Transcellular Route: Substances pass through cells (e.g., glucose, amino acids).
Carrier-Mediated Transport: Includes facilitated diffusion, primary and secondary active transport, antiporters, and symporters.
Reabsorption in the Proximal Tubule
Major Site of Reabsorption: 65% of water, most nutrients, and electrolytes are reabsorbed here.
Sodium Reabsorption: Via leak channels, symporters, and antiporters.
Glucose Reabsorption: Secondary active transport with sodium, then facilitated diffusion into blood.
Bicarbonate Ion Reabsorption
Involves the carbonic acid-bicarbonate buffer system:
Obligatory Water Reabsorption
Water follows solutes by osmosis, aided by aquaporins, resulting in the reabsorption of about 65% of filtered water in the proximal tubule.
Reabsorption in the Nephron Loop
Descending Limb: Permeable to water, not solutes; filtrate becomes more concentrated.
Ascending Limb: Impermeable to water, actively transports NaCl out; filtrate becomes less concentrated.
Reabsorption and Secretion in the Distal Tubule and Collecting System
Hormone Regulation: Aldosterone increases Na+ reabsorption and K+ secretion; ADH increases water reabsorption; ANP decreases Na+ and water reabsorption.
Medullary Collecting System: Water reabsorption depends on ADH; urea recycling contributes to medullary osmotic gradient.
Urine Concentration and Dilution
Osmolarity of the Filtrate
Filtrate is initially isosmotic with plasma (~300 mOsm).
Descending limb concentrates filtrate; ascending limb dilutes it.
Final urine concentration is determined by facultative water reabsorption in the collecting duct, regulated by ADH.
Production of Dilute and Concentrated Urine
Dilute Urine: Produced when ADH is low; collecting ducts are impermeable to water.
Concentrated Urine: Produced when ADH is high; water is reabsorbed due to the medullary osmotic gradient.
The Countercurrent Mechanism
Countercurrent Multiplier: In juxtamedullary nephrons, establishes the medullary osmotic gradient by active transport of NaCl in the ascending limb and water reabsorption in the descending limb.
Urea Recycling: Urea diffuses into the medullary interstitium, enhancing the gradient.
Countercurrent Exchanger: Vasa recta preserves the gradient by exchanging water and solutes with the interstitium.
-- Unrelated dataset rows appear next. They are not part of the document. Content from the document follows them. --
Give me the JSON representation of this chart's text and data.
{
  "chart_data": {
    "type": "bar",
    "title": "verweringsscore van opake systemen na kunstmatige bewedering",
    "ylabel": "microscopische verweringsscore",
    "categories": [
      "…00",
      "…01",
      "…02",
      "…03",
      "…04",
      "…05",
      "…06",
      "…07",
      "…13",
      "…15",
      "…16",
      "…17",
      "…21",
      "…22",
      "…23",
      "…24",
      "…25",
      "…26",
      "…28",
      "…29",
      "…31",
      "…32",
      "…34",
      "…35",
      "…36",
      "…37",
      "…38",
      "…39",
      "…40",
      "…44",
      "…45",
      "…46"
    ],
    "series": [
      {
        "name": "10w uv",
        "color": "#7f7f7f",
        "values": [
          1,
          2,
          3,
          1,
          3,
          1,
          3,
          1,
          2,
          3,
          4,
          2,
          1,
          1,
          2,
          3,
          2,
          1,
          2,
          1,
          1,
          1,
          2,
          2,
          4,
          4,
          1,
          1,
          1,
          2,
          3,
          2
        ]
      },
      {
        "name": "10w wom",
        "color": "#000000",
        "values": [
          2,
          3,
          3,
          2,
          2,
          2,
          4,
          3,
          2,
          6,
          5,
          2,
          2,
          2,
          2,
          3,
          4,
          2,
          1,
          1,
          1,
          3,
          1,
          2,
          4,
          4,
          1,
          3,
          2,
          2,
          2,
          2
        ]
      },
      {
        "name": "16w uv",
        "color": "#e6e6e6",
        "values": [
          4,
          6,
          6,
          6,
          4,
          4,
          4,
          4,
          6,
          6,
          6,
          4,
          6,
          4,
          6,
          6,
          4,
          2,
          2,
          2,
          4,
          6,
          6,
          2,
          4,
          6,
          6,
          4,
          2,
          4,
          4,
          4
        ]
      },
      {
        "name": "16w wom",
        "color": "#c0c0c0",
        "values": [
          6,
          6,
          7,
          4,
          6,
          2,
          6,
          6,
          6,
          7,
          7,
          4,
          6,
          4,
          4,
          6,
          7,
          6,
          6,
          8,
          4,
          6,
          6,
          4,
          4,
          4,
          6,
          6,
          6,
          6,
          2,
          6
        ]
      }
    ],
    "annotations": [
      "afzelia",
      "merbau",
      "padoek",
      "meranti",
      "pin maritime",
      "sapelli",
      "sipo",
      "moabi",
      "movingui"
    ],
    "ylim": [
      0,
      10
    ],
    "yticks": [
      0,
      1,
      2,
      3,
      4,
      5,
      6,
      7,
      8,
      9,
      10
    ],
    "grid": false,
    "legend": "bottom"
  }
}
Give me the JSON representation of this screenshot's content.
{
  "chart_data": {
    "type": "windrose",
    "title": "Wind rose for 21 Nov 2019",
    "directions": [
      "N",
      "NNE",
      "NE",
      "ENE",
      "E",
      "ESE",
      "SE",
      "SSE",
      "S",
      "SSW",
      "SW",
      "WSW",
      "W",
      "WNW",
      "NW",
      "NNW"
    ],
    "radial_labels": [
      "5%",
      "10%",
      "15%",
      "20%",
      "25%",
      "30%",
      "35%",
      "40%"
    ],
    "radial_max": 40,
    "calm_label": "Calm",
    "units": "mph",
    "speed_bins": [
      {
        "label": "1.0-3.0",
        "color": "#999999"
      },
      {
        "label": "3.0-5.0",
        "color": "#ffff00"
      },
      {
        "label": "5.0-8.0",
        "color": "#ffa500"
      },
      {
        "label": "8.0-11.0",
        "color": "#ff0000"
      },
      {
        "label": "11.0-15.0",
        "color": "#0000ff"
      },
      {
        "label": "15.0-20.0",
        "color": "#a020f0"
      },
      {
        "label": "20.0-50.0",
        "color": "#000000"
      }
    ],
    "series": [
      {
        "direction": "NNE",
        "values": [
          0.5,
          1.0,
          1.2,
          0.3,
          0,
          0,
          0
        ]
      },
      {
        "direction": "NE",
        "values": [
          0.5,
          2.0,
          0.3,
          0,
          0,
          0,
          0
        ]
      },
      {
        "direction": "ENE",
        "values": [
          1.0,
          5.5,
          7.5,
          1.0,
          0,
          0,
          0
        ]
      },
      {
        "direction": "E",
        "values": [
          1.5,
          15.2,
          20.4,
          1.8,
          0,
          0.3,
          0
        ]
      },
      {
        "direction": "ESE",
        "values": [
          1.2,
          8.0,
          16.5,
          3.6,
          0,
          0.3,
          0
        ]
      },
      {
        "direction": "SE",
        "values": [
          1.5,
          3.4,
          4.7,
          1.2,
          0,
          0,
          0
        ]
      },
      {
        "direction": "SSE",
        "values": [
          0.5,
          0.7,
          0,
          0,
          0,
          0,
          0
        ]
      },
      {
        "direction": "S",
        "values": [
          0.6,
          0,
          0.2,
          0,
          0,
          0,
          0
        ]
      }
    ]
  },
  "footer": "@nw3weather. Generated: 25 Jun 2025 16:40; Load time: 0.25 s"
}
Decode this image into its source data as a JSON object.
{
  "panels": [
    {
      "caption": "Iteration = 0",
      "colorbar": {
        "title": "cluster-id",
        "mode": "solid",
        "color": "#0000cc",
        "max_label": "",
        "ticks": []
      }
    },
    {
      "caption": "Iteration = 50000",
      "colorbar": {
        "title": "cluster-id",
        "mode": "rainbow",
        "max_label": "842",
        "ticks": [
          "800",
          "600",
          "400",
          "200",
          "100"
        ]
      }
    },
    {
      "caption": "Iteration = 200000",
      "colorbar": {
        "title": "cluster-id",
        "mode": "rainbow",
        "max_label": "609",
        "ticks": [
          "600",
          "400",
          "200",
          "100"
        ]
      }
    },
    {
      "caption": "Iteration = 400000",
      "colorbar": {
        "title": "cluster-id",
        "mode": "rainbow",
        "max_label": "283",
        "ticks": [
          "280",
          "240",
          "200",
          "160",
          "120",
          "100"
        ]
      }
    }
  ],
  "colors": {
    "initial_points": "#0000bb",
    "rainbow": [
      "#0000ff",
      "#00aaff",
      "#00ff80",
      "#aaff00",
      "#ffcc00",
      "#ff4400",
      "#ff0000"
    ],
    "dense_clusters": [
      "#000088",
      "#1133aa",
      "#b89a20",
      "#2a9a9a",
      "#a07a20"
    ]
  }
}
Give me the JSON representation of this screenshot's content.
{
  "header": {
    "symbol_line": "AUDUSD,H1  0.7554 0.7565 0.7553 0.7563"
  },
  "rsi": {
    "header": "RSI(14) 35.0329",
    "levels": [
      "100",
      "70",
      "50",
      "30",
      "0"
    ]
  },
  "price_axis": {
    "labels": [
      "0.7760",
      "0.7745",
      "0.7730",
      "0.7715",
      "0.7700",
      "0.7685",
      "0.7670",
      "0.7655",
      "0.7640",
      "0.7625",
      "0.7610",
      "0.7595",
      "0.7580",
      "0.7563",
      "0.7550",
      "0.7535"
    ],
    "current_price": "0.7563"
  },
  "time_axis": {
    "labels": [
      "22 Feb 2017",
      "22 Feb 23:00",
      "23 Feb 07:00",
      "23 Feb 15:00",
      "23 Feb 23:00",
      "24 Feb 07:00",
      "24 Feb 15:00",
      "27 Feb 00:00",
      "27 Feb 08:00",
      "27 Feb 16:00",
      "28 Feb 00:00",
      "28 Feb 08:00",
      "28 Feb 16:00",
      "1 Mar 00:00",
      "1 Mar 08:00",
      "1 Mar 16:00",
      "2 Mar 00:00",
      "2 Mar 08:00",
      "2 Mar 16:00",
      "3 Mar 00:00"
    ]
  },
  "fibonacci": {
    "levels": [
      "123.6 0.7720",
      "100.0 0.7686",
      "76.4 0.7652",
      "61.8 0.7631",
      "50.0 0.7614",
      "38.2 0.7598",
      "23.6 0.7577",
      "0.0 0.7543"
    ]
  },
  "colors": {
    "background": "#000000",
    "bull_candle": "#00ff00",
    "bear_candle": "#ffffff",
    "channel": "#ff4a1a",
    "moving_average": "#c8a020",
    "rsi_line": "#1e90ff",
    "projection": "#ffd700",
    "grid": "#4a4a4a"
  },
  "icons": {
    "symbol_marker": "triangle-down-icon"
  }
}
Urine Composition and Elimination
Urine Composition and Urinalysis
Normal Urine: Contains water, electrolytes, and metabolic wastes (urea, creatinine, uric acid).
Urinalysis: Tests for color, translucency, odor, pH, specific gravity, and abnormal solutes (e.g., blood, protein, glucose).
Renal Clearance
Definition: Rate at which kidneys remove a substance from blood; used to estimate GFR.
Creatinine: Commonly used, but not perfect due to some secretion.
Inulin: Gold standard; filtered but neither reabsorbed nor secreted.
Urine Transport, Storage, and Elimination
Urine drains from papillary ducts to minor and major calyces, then to the renal pelvis, ureters, bladder, and urethra.
Micturition: Reflex process involving bladder stretch receptors, spinal cord, and voluntary control via the external urethral sphincter.
Summary Table: Control of Glomerular Filtration Rate
Stimulus | Responding Mechanism | Main Effect(s) | Effect on GFR |
|---|---|---|---|
Increased afferent arteriole stretch | Myogenic mechanism | Vasoconstriction of afferent arteriole | Decrease |
Increased NaCl at macula densa | Tubuloglomerular feedback | Vasoconstriction of afferent arteriole | Decrease |
Decreased systemic blood pressure | RAAS | Vasoconstriction of efferent arteriole, increased Na+ and water reabsorption, increased blood volume | Maintain or increase |
Increased blood volume | ANP | Dilation of afferent arteriole, constriction of efferent arteriole | Increase |
Sympathetic stimulation | Neural | Constriction of arterioles, stimulates RAAS | Decrease (high stimulation) |
Clinical Connections
Nephrolithiasis (Kidney Stones): Crystalline stones, often calcium oxalate, can cause pain and hematuria.
Glomerulonephritis: Inflammation of glomeruli, leading to proteinuria, hematuria, and possible renal failure.
Renal Failure: Acute or chronic; may require dialysis or transplantation.
Diuretics: Drugs that increase urine output by inhibiting solute reabsorption at various nephron sites.
SIADH: Excess ADH secretion causes water retention and concentrated urine.